Ibarreta, the hotel industry official, said the six-month tourist ban would likely mean the industry will lose some of its 17,000 workers in Boracay.

“So we’ll have to retrain people [after the ban is lifted] and that’s expensive,” she added.

Major airlines, meanwhile, are mounting additional flights to other popular tourist destinations to recover the expected revenue losses from the planned six-month closure of Boracay.

Cebu Pacific and its sister airline Cebgo, Philippine AirAsia and Philippine Airlines have all reduced flights to Kalibo and Caticlan as a result of the six-month closure.

In an interview on the ANC news channel, PAL’s chief customer experience officer said they would add flights to other destinations.

“Effective April 20, we are reducing our flights—2 to Kalibo and 42 to Caticlan—to just nine weekly flights to Kalibo and seven weekly flights to Caticlan,” said PAL’s Jessica Abaya. “But what we are doing is we are adding flights to other destinations. Flights to Bacolod, Iloilo, Cebu and Puerto Princesa effective April 20. Soon after that, we will be adding flights from Cebu to Busuanga, Clark to Cebu, Clark to Busuanga, and even flights from Manila to Dumaguete and Manila to Cagayan de Oro,” she added.

Two lawmakers, meanwhile, urged the Department of Tourism to launch an aggressive information drive to promote other tourists destinations.
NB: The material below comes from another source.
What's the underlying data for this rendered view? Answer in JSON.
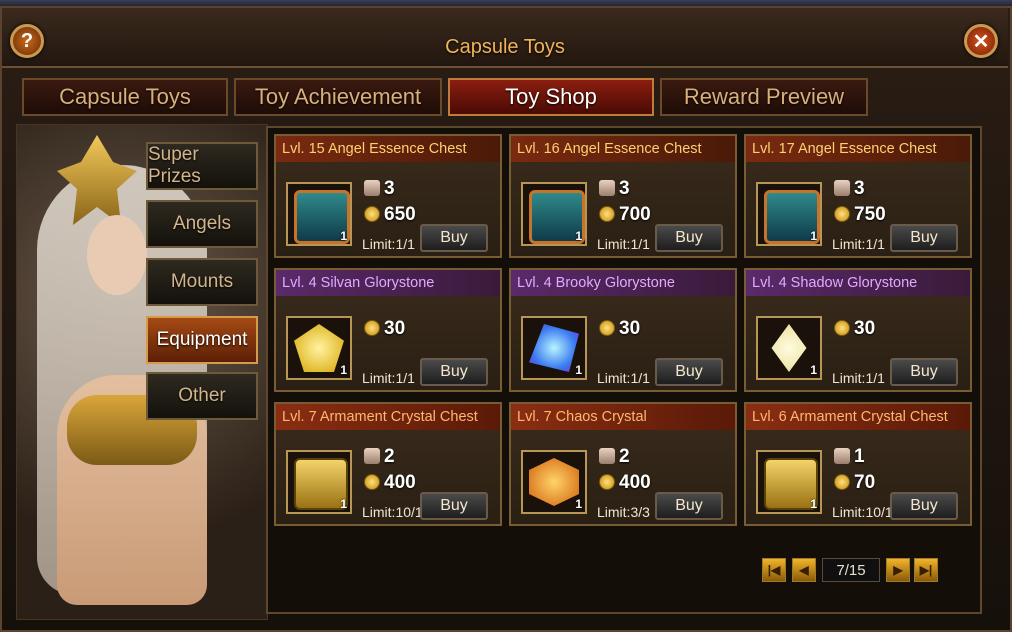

Reps. Ben Evardone of Eastern Samar and Raneo Abu of Batangas said they expect the Tourism Department to find ways to promote other tourist attractions to address the expected losses as a result of a shutdown to clean the world-famous tourist destination.

“With about 700,000 cancellations of foreign tourist arrivals in Boracay, I am calling on the DoT to aggressively market and promote alternative destinations in our country,” said Evardone, chairman of the House committee on banks and financial intermediaries.
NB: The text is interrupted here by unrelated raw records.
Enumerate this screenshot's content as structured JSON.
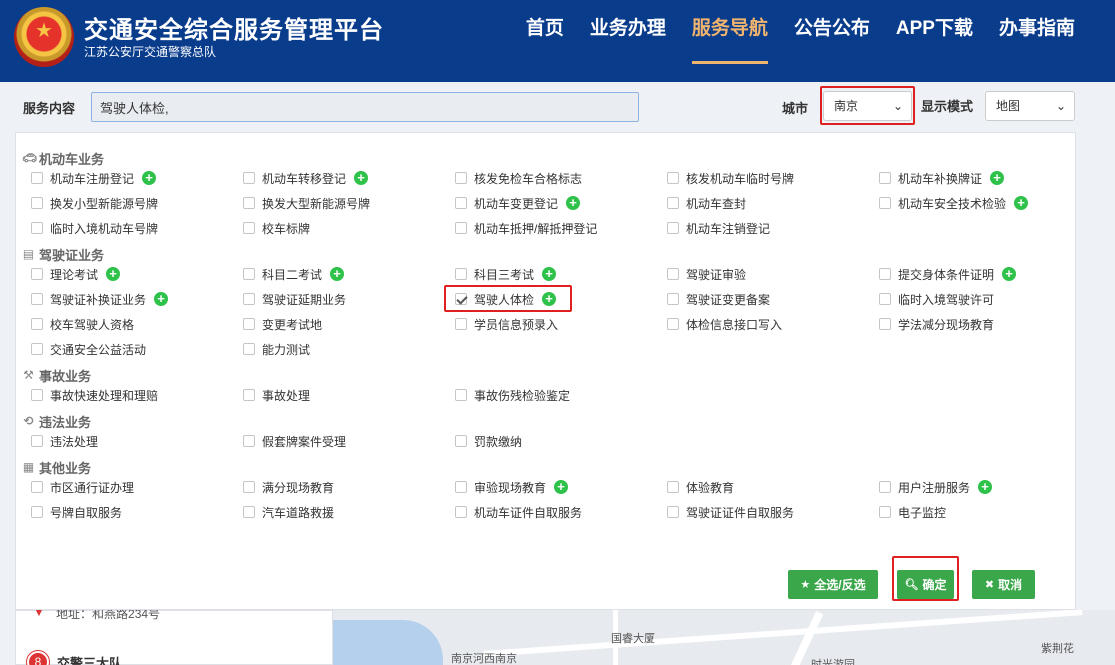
{
  "header": {
    "title": "交通安全综合服务管理平台",
    "subtitle": "江苏公安厅交通警察总队",
    "nav": [
      "首页",
      "业务办理",
      "服务导航",
      "公告公布",
      "APP下载",
      "办事指南"
    ],
    "active_nav": "服务导航"
  },
  "search": {
    "label": "服务内容",
    "value": "驾驶人体检,",
    "city_label": "城市",
    "city_value": "南京",
    "mode_label": "显示模式",
    "mode_value": "地图"
  },
  "sections": [
    {
      "title": "机动车业务",
      "icon": "car-icon",
      "items": [
        {
          "label": "机动车注册登记",
          "plus": true
        },
        {
          "label": "机动车转移登记",
          "plus": true
        },
        {
          "label": "核发免检车合格标志",
          "plus": false
        },
        {
          "label": "核发机动车临时号牌",
          "plus": false
        },
        {
          "label": "机动车补换牌证",
          "plus": true
        },
        {
          "label": "换发小型新能源号牌",
          "plus": false
        },
        {
          "label": "换发大型新能源号牌",
          "plus": false
        },
        {
          "label": "机动车变更登记",
          "plus": true
        },
        {
          "label": "机动车查封",
          "plus": false
        },
        {
          "label": "机动车安全技术检验",
          "plus": true
        },
        {
          "label": "临时入境机动车号牌",
          "plus": false
        },
        {
          "label": "校车标牌",
          "plus": false
        },
        {
          "label": "机动车抵押/解抵押登记",
          "plus": false
        },
        {
          "label": "机动车注销登记",
          "plus": false
        }
      ]
    },
    {
      "title": "驾驶证业务",
      "icon": "id-card-icon",
      "items": [
        {
          "label": "理论考试",
          "plus": true
        },
        {
          "label": "科目二考试",
          "plus": true
        },
        {
          "label": "科目三考试",
          "plus": true
        },
        {
          "label": "驾驶证审验",
          "plus": false
        },
        {
          "label": "提交身体条件证明",
          "plus": true
        },
        {
          "label": "驾驶证补换证业务",
          "plus": true
        },
        {
          "label": "驾驶证延期业务",
          "plus": false
        },
        {
          "label": "驾驶人体检",
          "plus": true,
          "checked": true
        },
        {
          "label": "驾驶证变更备案",
          "plus": false
        },
        {
          "label": "临时入境驾驶许可",
          "plus": false
        },
        {
          "label": "校车驾驶人资格",
          "plus": false
        },
        {
          "label": "变更考试地",
          "plus": false
        },
        {
          "label": "学员信息预录入",
          "plus": false
        },
        {
          "label": "体检信息接口写入",
          "plus": false
        },
        {
          "label": "学法减分现场教育",
          "plus": false
        },
        {
          "label": "交通安全公益活动",
          "plus": false
        },
        {
          "label": "能力测试",
          "plus": false
        }
      ]
    },
    {
      "title": "事故业务",
      "icon": "gavel-icon",
      "items": [
        {
          "label": "事故快速处理和理赔",
          "plus": false
        },
        {
          "label": "事故处理",
          "plus": false
        },
        {
          "label": "事故伤残检验鉴定",
          "plus": false
        }
      ]
    },
    {
      "title": "违法业务",
      "icon": "history-icon",
      "items": [
        {
          "label": "违法处理",
          "plus": false
        },
        {
          "label": "假套牌案件受理",
          "plus": false
        },
        {
          "label": "罚款缴纳",
          "plus": false
        }
      ]
    },
    {
      "title": "其他业务",
      "icon": "grid-icon",
      "items": [
        {
          "label": "市区通行证办理",
          "plus": false
        },
        {
          "label": "满分现场教育",
          "plus": false
        },
        {
          "label": "审验现场教育",
          "plus": true
        },
        {
          "label": "体验教育",
          "plus": false
        },
        {
          "label": "用户注册服务",
          "plus": true
        },
        {
          "label": "号牌自取服务",
          "plus": false
        },
        {
          "label": "汽车道路救援",
          "plus": false
        },
        {
          "label": "机动车证件自取服务",
          "plus": false
        },
        {
          "label": "驾驶证证件自取服务",
          "plus": false
        },
        {
          "label": "电子监控",
          "plus": false
        }
      ]
    }
  ],
  "buttons": {
    "select_all": "全选/反选",
    "confirm": "确定",
    "cancel": "取消"
  },
  "background": {
    "address_label": "地址：",
    "address_value": "和燕路234号",
    "team_number": "8",
    "team_name": "交警三大队",
    "map_labels": [
      "国睿大厦",
      "南京河西南京",
      "紫荆花",
      "时光游园"
    ]
  },
  "colors": {
    "header_bg": "#0a3c8c",
    "nav_active": "#f0b46e",
    "button_green": "#3aa74a",
    "plus_green": "#2fc24a",
    "highlight_red": "#e02020"
  }
}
Also on Friday, Environment Secretary Roy Cimatu said there were many other places to set up a casino and resort complex that was approved for Boracay next year.

Cimatu and Leones said they were caught off guard by reports that plans to build a 230-hectare casino on the island have been approved.

The Philippine Amusement and Gaming Corp. has granted a provisional license for the casino owned by Macao-based Galaxy Entertainment and its Filipino partner, Leisure and Resorts World Corp.